La misogynie est une tradition profondément enracinée en Iran : le réalisateur Ali Abbasi sur son film choquant « Holy Spider »

Parfois, un film arrive au bon moment. Quand Ali Abbasi est arrivé Sainte Araignée il ne pouvait pas savoir que des manifestations violentes éclateraient en Iran quelques mois plus tard. Mais son film dénonce exactement la même chose que les manifestants dans son pays natal : une misogynie profonde.

Lieven Trio25 octobre 202203:00

heinseule araignée recrée brutalement l’histoire du tueur en série iranien Saeed Hanaei, qui a assassiné jusqu’à seize femmes en 2000 et 2001 dans la ville sainte de Mashhad. Hanaei, si vite’le tueur d’araignées’ a été baptisée, ciblait les travailleuses du sexe. Lorsqu’il a été arrêté, il a affirmé qu’il n’avait fait que l’œuvre de Dieu : ses meurtres étaient une tentative de « nettoyer » les rues des femmes pécheresses. Le pire : une partie de la population a suivi son discours dégoûtant et l’a transformé en héros populaire.

« L’histoire d’Hanaei est celle de la misogynie dans sa forme la plus pure », nous raconte Ali Abbasi au Festival de Cannes. « C’est ce qui m’intéressait dans cette affaire. Je ne voulais pas faire un film sur un tueur en série, mais sur la société derrière ce tueur en série. La misogynie est une tradition profondément enracinée en Iran. Les femmes sont humiliées, maltraitées, contrôlées et assassinées.

Cassé pour une sex tape

L’actrice Zar Amir Ebrahimi, qui dans le film joue le journaliste qui s’en prend à Hanaei, a vécu cette misogynie de première main. En 2006, au sommet de sa renommée en tant que star de la télévision, une sex tape d’elle a fait surface. « C’est intéressant de faire la comparaison avec Kim Kardashian », a déclaré Abbasi. « Kim a pu construire sa carrière sur une sex tape – et pourquoi pas ? Mais Zar a été détruit pour cela. Ils l’ont forcée à quitter le pays. Elle est donc en effet un exemple parfait de la façon dont les gens essaient de contrôler le corps des femmes en Iran.

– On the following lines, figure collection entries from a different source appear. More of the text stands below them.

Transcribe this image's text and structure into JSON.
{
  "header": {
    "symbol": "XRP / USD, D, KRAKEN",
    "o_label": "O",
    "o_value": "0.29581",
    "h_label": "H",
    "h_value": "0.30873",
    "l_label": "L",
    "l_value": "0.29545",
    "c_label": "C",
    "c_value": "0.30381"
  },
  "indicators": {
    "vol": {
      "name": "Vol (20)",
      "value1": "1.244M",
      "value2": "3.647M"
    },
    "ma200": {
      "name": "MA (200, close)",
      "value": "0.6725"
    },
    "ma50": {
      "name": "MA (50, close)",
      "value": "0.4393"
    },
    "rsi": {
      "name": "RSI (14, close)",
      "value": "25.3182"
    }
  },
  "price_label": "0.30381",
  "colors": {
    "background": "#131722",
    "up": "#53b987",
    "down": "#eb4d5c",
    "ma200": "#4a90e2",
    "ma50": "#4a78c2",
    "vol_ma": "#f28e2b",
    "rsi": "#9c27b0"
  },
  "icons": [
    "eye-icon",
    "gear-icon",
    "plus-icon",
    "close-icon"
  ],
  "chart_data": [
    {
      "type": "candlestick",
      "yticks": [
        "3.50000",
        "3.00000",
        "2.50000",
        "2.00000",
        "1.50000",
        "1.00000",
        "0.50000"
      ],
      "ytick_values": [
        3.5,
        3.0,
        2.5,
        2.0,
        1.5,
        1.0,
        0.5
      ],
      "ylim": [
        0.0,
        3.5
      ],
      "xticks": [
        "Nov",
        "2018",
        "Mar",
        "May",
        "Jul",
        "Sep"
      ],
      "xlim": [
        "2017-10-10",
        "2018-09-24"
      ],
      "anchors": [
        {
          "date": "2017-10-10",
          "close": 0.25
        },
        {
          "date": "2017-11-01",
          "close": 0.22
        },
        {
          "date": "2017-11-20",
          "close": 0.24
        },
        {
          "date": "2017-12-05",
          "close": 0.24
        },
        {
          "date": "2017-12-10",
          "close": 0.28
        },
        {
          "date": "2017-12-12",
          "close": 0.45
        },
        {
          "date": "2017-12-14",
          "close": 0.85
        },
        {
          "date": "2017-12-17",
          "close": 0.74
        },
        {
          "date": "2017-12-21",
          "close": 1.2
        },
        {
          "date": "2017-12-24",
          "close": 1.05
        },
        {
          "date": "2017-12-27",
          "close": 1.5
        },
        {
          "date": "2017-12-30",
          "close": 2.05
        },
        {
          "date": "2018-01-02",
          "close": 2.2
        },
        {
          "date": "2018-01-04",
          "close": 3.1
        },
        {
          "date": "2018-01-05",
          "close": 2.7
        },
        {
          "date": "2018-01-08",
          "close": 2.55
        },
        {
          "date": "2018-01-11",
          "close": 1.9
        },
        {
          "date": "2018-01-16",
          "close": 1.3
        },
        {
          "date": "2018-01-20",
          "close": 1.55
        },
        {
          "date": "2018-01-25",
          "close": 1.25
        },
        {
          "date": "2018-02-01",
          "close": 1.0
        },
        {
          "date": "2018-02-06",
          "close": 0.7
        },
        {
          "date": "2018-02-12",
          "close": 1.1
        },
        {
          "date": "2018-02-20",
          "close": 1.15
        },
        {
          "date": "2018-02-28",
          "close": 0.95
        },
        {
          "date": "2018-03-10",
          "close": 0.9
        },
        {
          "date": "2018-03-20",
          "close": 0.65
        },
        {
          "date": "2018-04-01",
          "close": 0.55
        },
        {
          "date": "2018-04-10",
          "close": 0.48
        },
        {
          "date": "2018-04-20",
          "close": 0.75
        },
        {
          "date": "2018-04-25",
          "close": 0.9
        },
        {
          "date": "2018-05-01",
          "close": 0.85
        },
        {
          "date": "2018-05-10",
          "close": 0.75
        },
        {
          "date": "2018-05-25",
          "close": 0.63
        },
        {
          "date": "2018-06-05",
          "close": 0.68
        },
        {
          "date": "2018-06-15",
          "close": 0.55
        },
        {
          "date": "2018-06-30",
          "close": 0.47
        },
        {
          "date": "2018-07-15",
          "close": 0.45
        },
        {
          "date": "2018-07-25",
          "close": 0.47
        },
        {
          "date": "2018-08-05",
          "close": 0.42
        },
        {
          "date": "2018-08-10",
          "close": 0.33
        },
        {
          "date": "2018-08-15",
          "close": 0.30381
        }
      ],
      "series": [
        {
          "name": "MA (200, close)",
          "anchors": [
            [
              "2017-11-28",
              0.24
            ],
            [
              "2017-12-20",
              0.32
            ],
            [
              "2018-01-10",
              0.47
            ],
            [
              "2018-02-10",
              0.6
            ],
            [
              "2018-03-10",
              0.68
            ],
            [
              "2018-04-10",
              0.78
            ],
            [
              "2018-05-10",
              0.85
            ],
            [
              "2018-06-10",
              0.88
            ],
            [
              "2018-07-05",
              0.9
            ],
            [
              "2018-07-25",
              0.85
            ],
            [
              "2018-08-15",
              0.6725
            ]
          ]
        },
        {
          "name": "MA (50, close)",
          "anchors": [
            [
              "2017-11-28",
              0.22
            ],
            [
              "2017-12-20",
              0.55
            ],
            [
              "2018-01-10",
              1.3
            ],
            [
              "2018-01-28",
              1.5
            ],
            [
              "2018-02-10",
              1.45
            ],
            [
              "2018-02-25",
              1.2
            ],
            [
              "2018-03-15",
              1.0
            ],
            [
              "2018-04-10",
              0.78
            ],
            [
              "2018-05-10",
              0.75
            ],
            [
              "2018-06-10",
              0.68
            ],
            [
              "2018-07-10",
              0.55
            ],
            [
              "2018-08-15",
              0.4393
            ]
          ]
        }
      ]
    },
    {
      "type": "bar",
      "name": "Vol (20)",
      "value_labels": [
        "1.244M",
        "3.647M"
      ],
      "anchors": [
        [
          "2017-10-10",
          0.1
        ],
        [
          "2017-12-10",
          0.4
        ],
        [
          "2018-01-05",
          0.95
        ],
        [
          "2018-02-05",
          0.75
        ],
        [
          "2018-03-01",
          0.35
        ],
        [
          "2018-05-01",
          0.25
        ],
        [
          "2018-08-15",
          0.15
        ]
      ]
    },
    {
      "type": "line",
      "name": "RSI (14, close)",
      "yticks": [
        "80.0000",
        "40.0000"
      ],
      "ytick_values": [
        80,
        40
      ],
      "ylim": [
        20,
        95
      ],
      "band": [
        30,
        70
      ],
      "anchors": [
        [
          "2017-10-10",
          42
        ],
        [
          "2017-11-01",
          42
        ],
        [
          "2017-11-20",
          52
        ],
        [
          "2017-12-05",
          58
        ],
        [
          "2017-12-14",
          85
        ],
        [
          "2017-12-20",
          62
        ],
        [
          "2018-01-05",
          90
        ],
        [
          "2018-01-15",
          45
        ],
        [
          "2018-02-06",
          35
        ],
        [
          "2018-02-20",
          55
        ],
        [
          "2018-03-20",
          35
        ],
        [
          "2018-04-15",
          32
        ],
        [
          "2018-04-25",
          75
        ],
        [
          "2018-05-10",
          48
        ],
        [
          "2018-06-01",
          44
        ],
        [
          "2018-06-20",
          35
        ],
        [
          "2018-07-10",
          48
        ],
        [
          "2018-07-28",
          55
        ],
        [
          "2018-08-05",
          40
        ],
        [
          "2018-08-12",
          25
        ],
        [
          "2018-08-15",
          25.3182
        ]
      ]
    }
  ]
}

Abbasi lui-même n’a pas vécu en Iran depuis longtemps. Il y a vingt ans, il a déménagé en Suède, aujourd’hui il vit à Copenhague – et Sainte Araignée il a été forcé de jouer en Jordanie. Jusqu’à présent, il retournait régulièrement dans son pays natal, mais cela sera-t-il encore possible après ce film ? « Nous devrons attendre et voir », rit-il. « L’optimiste en moi pense : je ne montre rien dans ce film qui n’était pas connu auparavant. La prostitution existe en Iran, cet homme a effectivement tué ces femmes, et tout est documenté. Mon film n’est donc pas une attaque contre le gouvernement iranien ou contre les valeurs islamiques. Mais le régime est putain de imprévisible. »

Quelques jours après qu’Ebrahimi ait reçu le prix de la meilleure actrice à Cannes, le ministère iranien de la Culture Sainte Araignée comme « offensant » et « à motivation politique », et semble menacer que « les personnes à l’intérieur de l’Iran qui ont participé à ce film seront punies ».

Malgré les critiques virulentes contenues dans son film, Abbasi espère toujours que son film ne sera pas considéré simplement comme un pamphlet socialement critique. « Cela me frustre que les films iraniens soient généralement reçus à l’échelle internationale comme des films thématiques. je voulais avec Sainte Araignée aussi juste faire un film noir persan. Parce que ce genre correspond parfaitement à l’Iran : c’est un pays avec de nombreux coins sombres, où à peu près tout est illégal, donc tout le monde enfreint constamment la loi. (des rires)

‘Holy Spider’ est en salles à partir du 26/10.